On the International Day of Disappeared, the delegation of the International Committee of the Red Cross (ICRC), the International Commission on Missing Persons (ICMP) and the Missing Persons Institute (MPI) of Bosnia and Herzegovina wish to highlight that thousands of persons remain unaccounted for in Bosnia and Herzegovina. Of more than 30,000 missing persons at the end of the conflict, an estimated 13,000 are still missing. Their families continue to live in uncertainty and anguish hoping to receive news regarding the fate of their missing relatives.“The International Day of Disappeared is when we commemorate all those who are missing as a consequence of enforced disappearance, armed conflict, crimes against humanity and other atrocities. While progress has been made in the context of Bosnia and Herzegovina in addressing the issue of the missing persons, it is still the one of the most important human rights issues facing not only BiH but the other regions of the former Yugoslavia as well,” said the ICMP Director-General, Ms. Kathryne Bomberger. “ICMP provides governments with technical assistance in locating, recovering and identifying missing persons, including the use of high-throughput capacity DNA testing. To date, ICMP has provided governments with DNA matches for 13,000 missing individuals, allowing the authorities to return mortal remains and adding to scientifically based societal truth,” said Bomberger adding that “out of that number, 10,000 matches are for persons from BiH.”
In recent years, Bosnia and Herzegovina has been moving to fully meet its obligations to the families of the missing, first by passing the Law on Missing Persons in 2004 and this July by completing the establishment of the Missing Persons Institute, a State level body which will address the issue of the missing in a manner fully respecting international legal standards, bringing closure to families of all ethnic and religious backgrounds and aiding Bosnian society in addressing the past. The Chairperson of the MPI Steering Board, Ms. Jasminka Dzumhur, called on citizens to come forward with information on whereabouts of the missing. In speaking of the ongoing work she stated “Our priorities are the creation of central records of the missing and resolving the status of the missing person's families through application of the existing state and entity legislation”, said Dzumhur.
“The responsibility for providing answers to the families of missing persons rests with the authorities, who have committed themselves in the Dayton Peace Agreement to account for every missing person and to provide official information to the families. The ICRC is there to support their efforts with any available means it has. The ICRC's involvement in initiation and creation of the Law on Missing, its data base of the missing persons and ante-mortem data, which are used by authorities and experts in identification of mortal remains, as well as its involvement in all the national and regional coordination aimed at clarification of the destiny of the missing have shown the ICRC's continuous determination to the tracing process”, said the ICRC Head of Delegation in BiH, Mr. Henry Fournier.

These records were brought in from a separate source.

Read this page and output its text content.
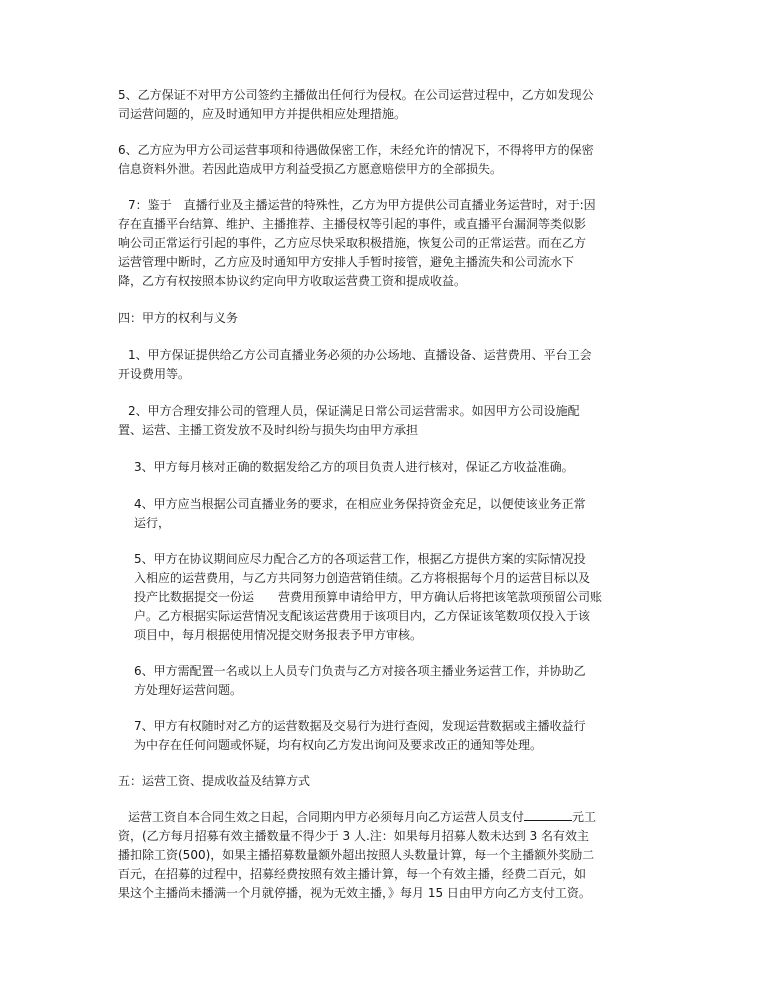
5、乙方保证不对甲方公司签约主播做出任何行为侵权。在公司运营过程中，乙方如发现公
司运营问题的，应及时通知甲方并提供相应处理措施。
6、乙方应为甲方公司运营事项和待遇做保密工作，未经允许的情况下，不得将甲方的保密
信息资料外泄。若因此造成甲方利益受损乙方愿意赔偿甲方的全部损失。
7：鉴于　直播行业及主播运营的特殊性，乙方为甲方提供公司直播业务运营时，对于:因
存在直播平台结算、维护、主播推荐、主播侵权等引起的事件，或直播平台漏洞等类似影
响公司正常运行引起的事件，乙方应尽快采取积极措施，恢复公司的正常运营。而在乙方
运营管理中断时，乙方应及时通知甲方安排人手暂时接管，避免主播流失和公司流水下
降，乙方有权按照本协议约定向甲方收取运营费工资和提成收益。
四：甲方的权利与义务
1、甲方保证提供给乙方公司直播业务必须的办公场地、直播设备、运营费用、平台工会
开设费用等。
2、甲方合理安排公司的管理人员，保证满足日常公司运营需求。如因甲方公司设施配
置、运营、主播工资发放不及时纠纷与损失均由甲方承担
3、甲方每月核对正确的数据发给乙方的项目负责人进行核对，保证乙方收益准确。
4、甲方应当根据公司直播业务的要求，在相应业务保持资金充足，以便使该业务正常
运行，
5、甲方在协议期间应尽力配合乙方的各项运营工作，根据乙方提供方案的实际情况投
入相应的运营费用，与乙方共同努力创造营销佳绩。乙方将根据每个月的运营目标以及
投产比数据提交一份运　　营费用预算申请给甲方，甲方确认后将把该笔款项预留公司账
户。乙方根据实际运营情况支配该运营费用于该项目内，乙方保证该笔数项仅投入于该
项目中，每月根据使用情况提交财务报表予甲方审核。
6、甲方需配置一名或以上人员专门负责与乙方对接各项主播业务运营工作，并协助乙
方处理好运营问题。
7、甲方有权随时对乙方的运营数据及交易行为进行查阅，发现运营数据或主播收益行
为中存在任何问题或怀疑，均有权向乙方发出询问及要求改正的通知等处理。
五：运营工资、提成收益及结算方式
运营工资自本合同生效之日起，合同期内甲方必须每月向乙方运营人员支付	元工
资，(乙方每月招募有效主播数量不得少于 3 人.注：如果每月招募人数未达到 3 名有效主
播扣除工资(500)，如果主播招募数量额外超出按照人头数量计算，每一个主播额外奖励二
百元，在招募的过程中，招募经费按照有效主播计算，每一个有效主播，经费二百元，如
果这个主播尚未播满一个月就停播，视为无效主播，》每月 15 日由甲方向乙方支付工资。
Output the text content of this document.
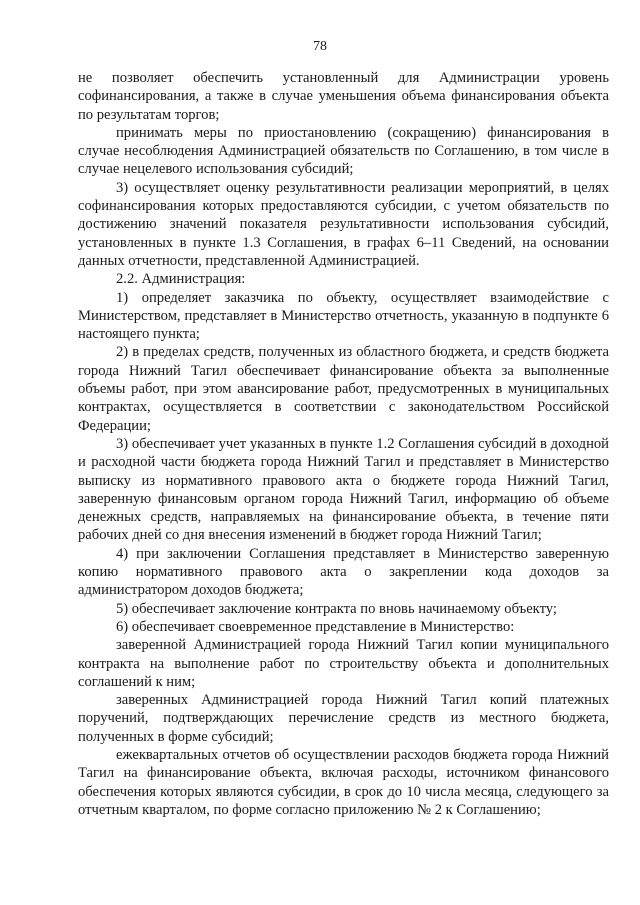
78

не позволяет обеспечить установленный для Администрации уровень софинансирования, а также в случае уменьшения объема финансирования объекта по результатам торгов;

принимать меры по приостановлению (сокращению) финансирования в случае несоблюдения Администрацией обязательств по Соглашению, в том числе в случае нецелевого использования субсидий;

3) осуществляет оценку результативности реализации мероприятий, в целях софинансирования которых предоставляются субсидии, с учетом обязательств по достижению значений показателя результативности использования субсидий, установленных в пункте 1.3 Соглашения, в графах 6–11 Сведений, на основании данных отчетности, представленной Администрацией.

2.2. Администрация:

1) определяет заказчика по объекту, осуществляет взаимодействие с Министерством, представляет в Министерство отчетность, указанную в подпункте 6 настоящего пункта;

2) в пределах средств, полученных из областного бюджета, и средств бюджета города Нижний Тагил обеспечивает финансирование объекта за выполненные объемы работ, при этом авансирование работ, предусмотренных в муниципальных контрактах, осуществляется в соответствии с законодательством Российской Федерации;

3) обеспечивает учет указанных в пункте 1.2 Соглашения субсидий в доходной и расходной части бюджета города Нижний Тагил и представляет в Министерство выписку из нормативного правового акта о бюджете города Нижний Тагил, заверенную финансовым органом города Нижний Тагил, информацию об объеме денежных средств, направляемых на финансирование объекта, в течение пяти рабочих дней со дня внесения изменений в бюджет города Нижний Тагил;

4) при заключении Соглашения представляет в Министерство заверенную копию нормативного правового акта о закреплении кода доходов за администратором доходов бюджета;

5) обеспечивает заключение контракта по вновь начинаемому объекту;

6) обеспечивает своевременное представление в Министерство:

заверенной Администрацией города Нижний Тагил копии муниципального контракта на выполнение работ по строительству объекта и дополнительных соглашений к ним;

заверенных Администрацией города Нижний Тагил копий платежных поручений, подтверждающих перечисление средств из местного бюджета, полученных в форме субсидий;

ежеквартальных отчетов об осуществлении расходов бюджета города Нижний Тагил на финансирование объекта, включая расходы, источником финансового обеспечения которых являются субсидии, в срок до 10 числа месяца, следующего за отчетным кварталом, по форме согласно приложению № 2 к Соглашению;
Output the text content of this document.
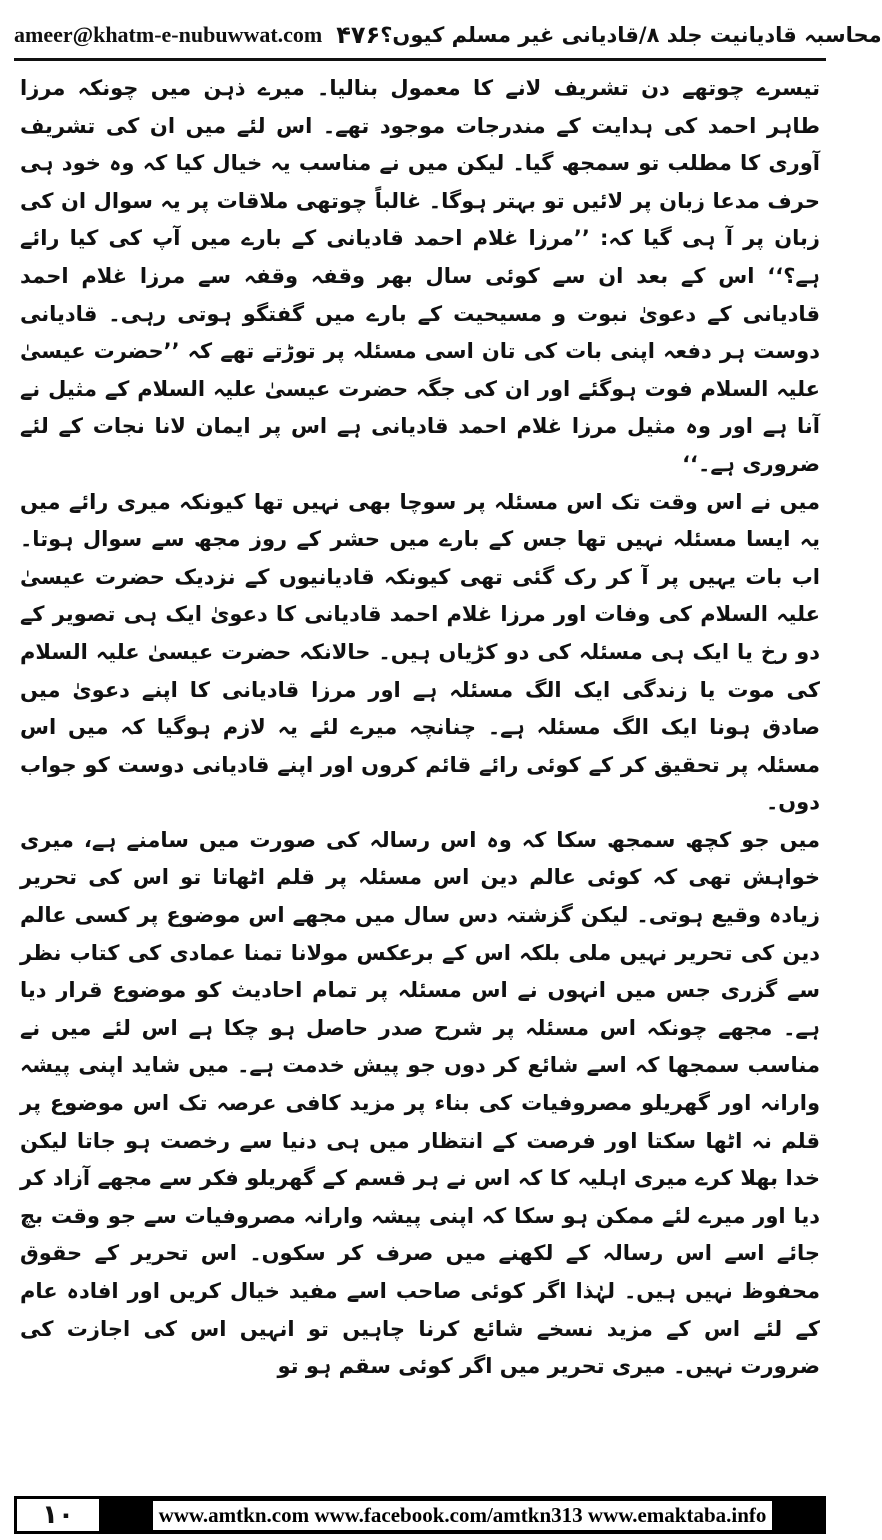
ameer@khatm-e-nubuwwat.com ۴۷۶ محاسبہ قادیانیت جلد ۸/قادیانی غیر مسلم کیوں؟

تیسرے چوتھے دن تشریف لانے کا معمول بنالیا۔ میرے ذہن میں چونکہ مرزا طاہر احمد کی ہدایت کے مندرجات موجود تھے۔ اس لئے میں ان کی تشریف آوری کا مطلب تو سمجھ گیا۔ لیکن میں نے مناسب یہ خیال کیا کہ وہ خود ہی حرف مدعا زبان پر لائیں تو بہتر ہوگا۔ غالباً چوتھی ملاقات پر یہ سوال ان کی زبان پر آ ہی گیا کہ: ’’مرزا غلام احمد قادیانی کے بارے میں آپ کی کیا رائے ہے؟‘‘ اس کے بعد ان سے کوئی سال بھر وقفہ وقفہ سے مرزا غلام احمد قادیانی کے دعویٰ نبوت و مسیحیت کے بارے میں گفتگو ہوتی رہی۔ قادیانی دوست ہر دفعہ اپنی بات کی تان اسی مسئلہ پر توڑتے تھے کہ ’’حضرت عیسیٰ علیہ السلام فوت ہوگئے اور ان کی جگہ حضرت عیسیٰ علیہ السلام کے مثیل نے آنا ہے اور وہ مثیل مرزا غلام احمد قادیانی ہے اس پر ایمان لانا نجات کے لئے ضروری ہے۔‘‘

میں نے اس وقت تک اس مسئلہ پر سوچا بھی نہیں تھا کیونکہ میری رائے میں یہ ایسا مسئلہ نہیں تھا جس کے بارے میں حشر کے روز مجھ سے سوال ہوتا۔ اب بات یہیں پر آ کر رک گئی تھی کیونکہ قادیانیوں کے نزدیک حضرت عیسیٰ علیہ السلام کی وفات اور مرزا غلام احمد قادیانی کا دعویٰ ایک ہی تصویر کے دو رخ یا ایک ہی مسئلہ کی دو کڑیاں ہیں۔ حالانکہ حضرت عیسیٰ علیہ السلام کی موت یا زندگی ایک الگ مسئلہ ہے اور مرزا قادیانی کا اپنے دعویٰ میں صادق ہونا ایک الگ مسئلہ ہے۔ چنانچہ میرے لئے یہ لازم ہوگیا کہ میں اس مسئلہ پر تحقیق کر کے کوئی رائے قائم کروں اور اپنے قادیانی دوست کو جواب دوں۔

میں جو کچھ سمجھ سکا کہ وہ اس رسالہ کی صورت میں سامنے ہے، میری خواہش تھی کہ کوئی عالم دین اس مسئلہ پر قلم اٹھاتا تو اس کی تحریر زیادہ وقیع ہوتی۔ لیکن گزشتہ دس سال میں مجھے اس موضوع پر کسی عالم دین کی تحریر نہیں ملی بلکہ اس کے برعکس مولانا تمنا عمادی کی کتاب نظر سے گزری جس میں انہوں نے اس مسئلہ پر تمام احادیث کو موضوع قرار دیا ہے۔ مجھے چونکہ اس مسئلہ پر شرح صدر حاصل ہو چکا ہے اس لئے میں نے مناسب سمجھا کہ اسے شائع کر دوں جو پیش خدمت ہے۔ میں شاید اپنی پیشہ وارانہ اور گھریلو مصروفیات کی بناء پر مزید کافی عرصہ تک اس موضوع پر قلم نہ اٹھا سکتا اور فرصت کے انتظار میں ہی دنیا سے رخصت ہو جاتا لیکن خدا بھلا کرے میری اہلیہ کا کہ اس نے ہر قسم کے گھریلو فکر سے مجھے آزاد کر دیا اور میرے لئے ممکن ہو سکا کہ اپنی پیشہ وارانہ مصروفیات سے جو وقت بچ جائے اسے اس رسالہ کے لکھنے میں صرف کر سکوں۔ اس تحریر کے حقوق محفوظ نہیں ہیں۔ لہٰذا اگر کوئی صاحب اسے مفید خیال کریں اور افادہ عام کے لئے اس کے مزید نسخے شائع کرنا چاہیں تو انہیں اس کی اجازت کی ضرورت نہیں۔ میری تحریر میں اگر کوئی سقم ہو تو

١٠	www.amtkn.com www.facebook.com/amtkn313 www.emaktaba.info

On the International Day of the Disappeared, the ICRC, ICMP and MPI also wish to commend the important work carried out by the Federation Commission on Missing Persons and the Office for Tracing the Missing and Detained Persons of the Republika Srpska, who joined recently their activities under one roof the Missing Persons Institute. Their work has been fundamental to the process of clarifying the fate of all remaining missing persons in BiH. The ICRC and ICMP, as well as MPI's management, hope that their joint efforts will continue to develop within the Missing Persons Institute and speed up the entire process.